The Himmetoğlu oil shale deposit is located in the southwestern part of Bolu Province, Turkey. It occurs in the form of a successive, predominantly brown and brownish grey oil layers between pyroclastic outcrops. Himmetoğlu oil shale basin is of Neogene age. Volcanism and tectonic activities had considerable influences on the environmental conditions during the deposition period.

The deposition of the organic matter was controlled by the volcanism and the initial characteristics have been preserved without further improvement in the maturity of the organic matter. The drill-hole data shows three main zones. From top to bottom are bituminous marl (BLM), bituminous banded marl (BBM) and the major oil shale formation of Himmetoğlu (HOS) seam. Himmetoğlu Oil Shale strata overlie a lignite zone and extend throughout the deposit. The amount of the organic matter decreases from the outermost layer towards the bottom parts while the amount of zeolites increases. Himmetoğlu oil shale seam consists of more than 50% liptinite, 20 – 50% huminite and 0 – 20% inertinite maceral groups and is characterized by its high organic content .

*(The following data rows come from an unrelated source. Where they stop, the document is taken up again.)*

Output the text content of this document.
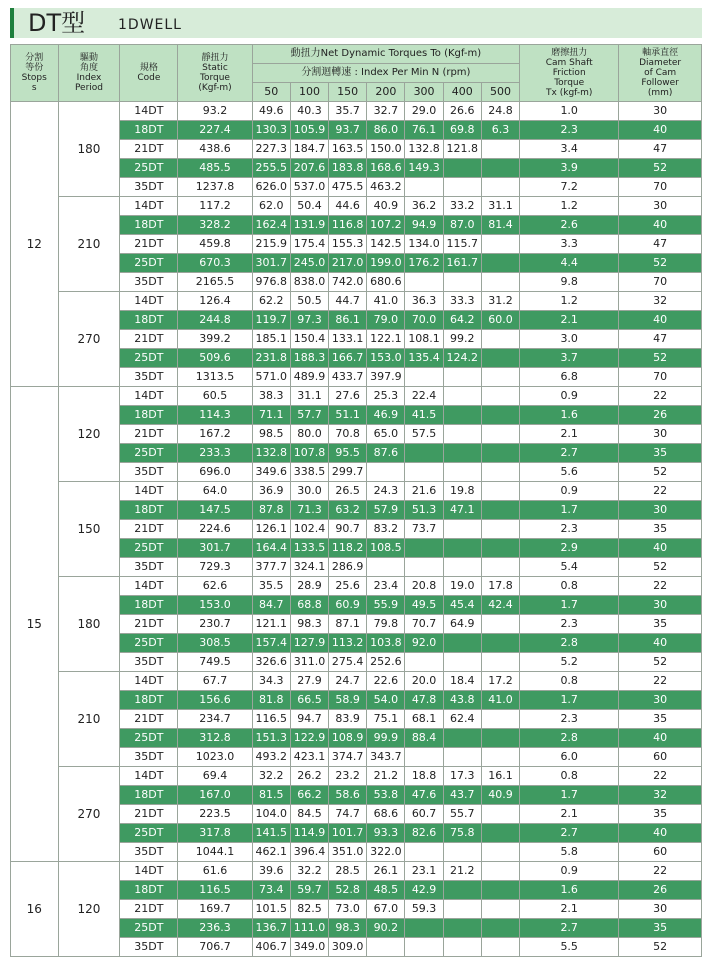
DT型 1DWELL
分割
等份
Stops
s	驅動
角度
Index
Period	規格
Code	靜扭力
Static
Torque
(Kgf-m)	動扭力Net Dynamic Torques To (Kgf-m)							磨擦扭力
Cam Shaft
Friction
Torque
Tx (kgf-m)	軸承直徑
Diameter
of Cam
Follower
(mm)
				分割迴轉速 : Index Per Min N (rpm)								
				50	100	150	200	300	400	500		
12	180	14DT	93.2	49.6	40.3	35.7	32.7	29.0	26.6	24.8	1.0	30
		18DT	227.4	130.3	105.9	93.7	86.0	76.1	69.8	6.3	2.3	40
		21DT	438.6	227.3	184.7	163.5	150.0	132.8	121.8		3.4	47
		25DT	485.5	255.5	207.6	183.8	168.6	149.3			3.9	52
		35DT	1237.8	626.0	537.0	475.5	463.2				7.2	70
	210	14DT	117.2	62.0	50.4	44.6	40.9	36.2	33.2	31.1	1.2	30
		18DT	328.2	162.4	131.9	116.8	107.2	94.9	87.0	81.4	2.6	40
		21DT	459.8	215.9	175.4	155.3	142.5	134.0	115.7		3.3	47
		25DT	670.3	301.7	245.0	217.0	199.0	176.2	161.7		4.4	52
		35DT	2165.5	976.8	838.0	742.0	680.6				9.8	70
	270	14DT	126.4	62.2	50.5	44.7	41.0	36.3	33.3	31.2	1.2	32
		18DT	244.8	119.7	97.3	86.1	79.0	70.0	64.2	60.0	2.1	40
		21DT	399.2	185.1	150.4	133.1	122.1	108.1	99.2		3.0	47
		25DT	509.6	231.8	188.3	166.7	153.0	135.4	124.2		3.7	52
		35DT	1313.5	571.0	489.9	433.7	397.9				6.8	70
15	120	14DT	60.5	38.3	31.1	27.6	25.3	22.4			0.9	22
		18DT	114.3	71.1	57.7	51.1	46.9	41.5			1.6	26
		21DT	167.2	98.5	80.0	70.8	65.0	57.5			2.1	30
		25DT	233.3	132.8	107.8	95.5	87.6				2.7	35
		35DT	696.0	349.6	338.5	299.7					5.6	52
	150	14DT	64.0	36.9	30.0	26.5	24.3	21.6	19.8		0.9	22
		18DT	147.5	87.8	71.3	63.2	57.9	51.3	47.1		1.7	30
		21DT	224.6	126.1	102.4	90.7	83.2	73.7			2.3	35
		25DT	301.7	164.4	133.5	118.2	108.5				2.9	40
		35DT	729.3	377.7	324.1	286.9					5.4	52
	180	14DT	62.6	35.5	28.9	25.6	23.4	20.8	19.0	17.8	0.8	22
		18DT	153.0	84.7	68.8	60.9	55.9	49.5	45.4	42.4	1.7	30
		21DT	230.7	121.1	98.3	87.1	79.8	70.7	64.9		2.3	35
		25DT	308.5	157.4	127.9	113.2	103.8	92.0			2.8	40
		35DT	749.5	326.6	311.0	275.4	252.6				5.2	52
	210	14DT	67.7	34.3	27.9	24.7	22.6	20.0	18.4	17.2	0.8	22
		18DT	156.6	81.8	66.5	58.9	54.0	47.8	43.8	41.0	1.7	30
		21DT	234.7	116.5	94.7	83.9	75.1	68.1	62.4		2.3	35
		25DT	312.8	151.3	122.9	108.9	99.9	88.4			2.8	40
		35DT	1023.0	493.2	423.1	374.7	343.7				6.0	60
	270	14DT	69.4	32.2	26.2	23.2	21.2	18.8	17.3	16.1	0.8	22
		18DT	167.0	81.5	66.2	58.6	53.8	47.6	43.7	40.9	1.7	32
		21DT	223.5	104.0	84.5	74.7	68.6	60.7	55.7		2.1	35
		25DT	317.8	141.5	114.9	101.7	93.3	82.6	75.8		2.7	40
		35DT	1044.1	462.1	396.4	351.0	322.0				5.8	60
16	120	14DT	61.6	39.6	32.2	28.5	26.1	23.1	21.2		0.9	22
		18DT	116.5	73.4	59.7	52.8	48.5	42.9			1.6	26
		21DT	169.7	101.5	82.5	73.0	67.0	59.3			2.1	30
		25DT	236.3	136.7	111.0	98.3	90.2				2.7	35
		35DT	706.7	406.7	349.0	309.0					5.5	52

The origin of the organic matter is mainly algae and plants. The major inorganic constituents in the organic rich zones are calcite, dolomite, silica and considerable amounts of pyrite. Economic Grade Oil Shale (EGOS) over an oil shale deposit was defined by 5 m minimum seam thickness, 750 kcal/kg minimum upper calorific value and 4% minimum oil content. The average calorific value of the EGOS zone is around 4900 kcal/kg. The in-place oil content of Himmetoğlu oil shale is 43% by weight or approximately 482 L/ton shale. However, the average total sulphur content is high (2.5%) due to considerable amount of pyrite. Himmetoğlu oil shale is the highest quality oil shale deposit in Turkey. Himmetoğlu oil shale zone is being excavated to exploit an underlying high quality lignite seam, utilized for domestic heating. On account of its high thermal quality, Himmetoğlu oil shale is an attractive alternative for thermal power generation in Turkey, which relies mostly on poor quality lignites.